Note: Tags like political and credible are being used for two reasons: 1.) they were suggested by viewers of the document or OpenSources and circulate news 2.) the credibility of information and of organizations exists on a continuum, which this project aims to demonstrate. For now, mainstream news organizations are not included because they are well known to a vast majority of readers.
She actually includes (but misspells, with an initial cap) emptywheel in her list, which she considers “political” but not “credible.”
The point, however, is that sites will only be on this list if they are considered non-mainstream. And the list is in no way considered a list of “fake news,” but instead, a categorization of a bunch of kinds of news. In fact, the list doesn’t even consider Drudge “fake,” but instead qualifies it as “bias.”

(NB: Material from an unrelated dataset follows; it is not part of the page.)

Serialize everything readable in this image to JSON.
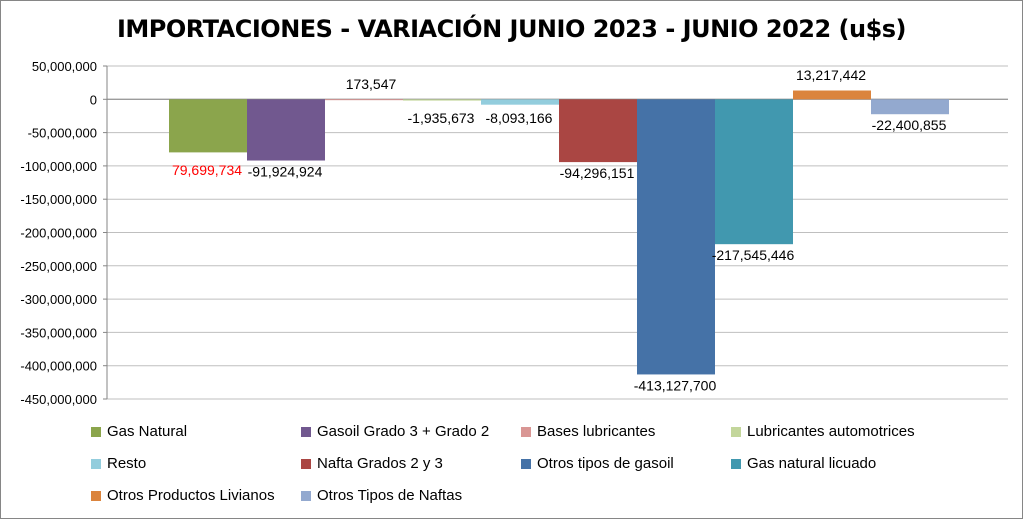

So you’ve got the study using a list that is, itself, pretty problematic, which then treats the list as something that it’s not. Both levels of analysis, however, set up false dichotomies (between “fake” and “real” in the study, and between “traditional” or “mainstream” and something else (which remains undefined but is probably something like “online outlets a biased media professor was not familiar with”) in the list. Ultimately, though, the study and the list end up distinguishing minor-web-based publications, of a range of types, from “major” (ignoring that Drudge and a number of other huge sites are in the list) outlets, some but not all of which actually engage in so-called “traditional” journalism.
You can see already why aiming to learn something about how people access these sites is effectively tautological, as the real distinction here is not between “fake” and “real” at all, but between “web-dependent” and something else.
Surprise, surprise, having substituted a web-based/other distinction for a “fake”/real one, you get charts that show the “fake” news (which is really web-based) rely more on web-based distribution methods.
Nope. Those charts don’t actually mean anything.
That doesn’t mean the rest of the study is worthless (though it is, repeatedly, prone to the kind of poor analysis exhibited by misunderstanding your basic data set). The study shows that not many people read “fake” news (excluding Drudge), and that people who read “fake” news (remember, this includes emptywheel!) also read “real” news.
Ultimately, the entire study is just a mess.
Which makes it a far more interesting example — as so much of the “fake news” panic does — of how precisely the people suggesting that “fake news” is a sign of poor critical thinking skills that will harm our democracy themselves also may lack critical thinking skills.
Update: This post raises some methodology questions about the way BuzzFeed defines “fake news.”